Humans are unable to accurately detect over a quarter of deepfake speech samples, a study has shown.
The study, published in PLOS ONE, is the first to examine the human capacity to distinguish artificially generated speech in languages other than English.
Deepfakes, the term for synthetic media that impersonates real persons' voices or appearances, belong to the realm of generative artificial intelligence.
This form of AI utilises machine learning to teach an algorithm the patterns and features of a data set – such as a video or audio recording of a real person – enabling it to replicate original sounds or visuals.
Once requiring thousands of voice samples, cutting-edge pre-trained algorithms can now reproduce a person's voice with only a three-second audio clip.
These open-source algorithms are not only readily accessible but also easy to train, potentially within a few days, even for a person with limited expertise.
In a notable development, tech company Apple has recently introduced a software feature for its iPhone and iPad devices that can clone a user's voice using 15 minutes of audio.
The University College London researchers conducted their study by creating deepfake speech samples in English and Mandarin using a text-to-speech algorithm.
This algorithm was trained on two public data sets and used to generate 50 deepfake speech samples in each language.
The samples were intentionally different from the ones used for training the algorithm to avoid it from simply duplicating the original input.
To assess humans' ability to discern real from fake, these artificially generated samples were played alongside genuine samples to a pool of 529 participants.
Participants could only accurately identify the fake speech 73 per cent of the time, a figure that only marginally improved after they underwent training on how to recognise deepfake speech.
“Our findings confirm that humans are unable to reliably detect deepfake speech, whether or not they have received training to help them spot artificial content,” lead author of the study, Kimberly Mai from UCL Computer Science, said.

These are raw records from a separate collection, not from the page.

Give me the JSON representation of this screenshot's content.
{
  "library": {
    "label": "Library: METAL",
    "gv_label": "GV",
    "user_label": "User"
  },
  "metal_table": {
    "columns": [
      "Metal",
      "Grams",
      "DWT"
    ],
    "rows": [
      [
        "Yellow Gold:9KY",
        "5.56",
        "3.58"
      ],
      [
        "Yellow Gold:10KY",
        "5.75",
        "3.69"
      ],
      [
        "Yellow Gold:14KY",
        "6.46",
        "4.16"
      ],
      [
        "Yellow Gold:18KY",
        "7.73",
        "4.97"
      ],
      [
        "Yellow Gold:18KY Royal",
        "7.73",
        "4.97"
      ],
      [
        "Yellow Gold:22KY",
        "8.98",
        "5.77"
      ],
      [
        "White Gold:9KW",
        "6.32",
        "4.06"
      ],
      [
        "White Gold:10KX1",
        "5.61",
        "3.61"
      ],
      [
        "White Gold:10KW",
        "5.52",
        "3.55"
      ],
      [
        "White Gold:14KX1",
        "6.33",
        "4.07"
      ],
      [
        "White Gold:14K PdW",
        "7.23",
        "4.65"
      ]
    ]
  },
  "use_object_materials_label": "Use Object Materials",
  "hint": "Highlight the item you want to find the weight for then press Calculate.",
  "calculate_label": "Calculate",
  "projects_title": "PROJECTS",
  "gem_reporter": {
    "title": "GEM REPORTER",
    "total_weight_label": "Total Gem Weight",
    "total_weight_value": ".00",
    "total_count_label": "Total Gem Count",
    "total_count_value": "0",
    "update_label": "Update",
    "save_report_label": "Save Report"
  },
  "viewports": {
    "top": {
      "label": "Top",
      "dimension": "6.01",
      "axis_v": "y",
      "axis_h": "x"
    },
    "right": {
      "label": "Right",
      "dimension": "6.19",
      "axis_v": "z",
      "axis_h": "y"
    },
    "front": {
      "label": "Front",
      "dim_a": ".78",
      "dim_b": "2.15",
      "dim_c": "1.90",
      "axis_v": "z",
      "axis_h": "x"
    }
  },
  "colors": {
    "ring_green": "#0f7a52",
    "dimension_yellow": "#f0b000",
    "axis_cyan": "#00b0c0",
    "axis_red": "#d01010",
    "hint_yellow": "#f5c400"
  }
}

“Considering the samples we used were created with comparatively old algorithms, it begs the question if humans would fare worse in detecting deepfake speech produced using more advanced technology now and in the future.”
The researchers now aim to develop superior automated speech detectors to counter the threats posed by artificially generated audio and imagery.
While generative AI audio technology can yield benefits, such as enhancing accessibility for people with speech impairments or those who may lose their voice due to illness, concerns are mounting about its potential misuse by criminals and nations to cause harm to people and societies.
“AI-powered detectors are a common way to detect speech deepfakes. During training, they see lots of examples of real and fake speech,” Ms Mai told The National.
“Through this process, the detectors learn patterns that make synthesised speech distinguishable from real examples.
“Our results indicate we should not be too reliant on current iterations of AI-powered detectors.
“Although they are good at identifying examples of deepfake speech similar to samples seen during training, for example, if the speaker identity is the same, their performance can decline when there are changes to the test audio, for example, the speaker identity is different, or the environment is noisier.”
A case in point from 2019, an incident where a British energy company's chief executive was tricked into transferring hundreds of thousands of pounds to a fraudulent supplier using a deepfake recording of his superior's voice.
“With generative artificial intelligence technology getting more sophisticated and many of these tools openly available, we’re on the verge of seeing numerous benefits as well as risks,” senior author of the study, Lewis Griffin of UCL Computer Science, said.
“While it is crucial for governments and organisations to develop strategies to address misuse of these tools, we should also acknowledge the positive possibilities that are on the horizon.”
Ms Mai said on developing and deploying deepfake speech detectors: “Because the deepfake speech detectors can be sensitive to changes in audio, it is important to evaluate them in various situations, for example, different speakers, noisier environments or varying accents, to minimise false positives and negatives.”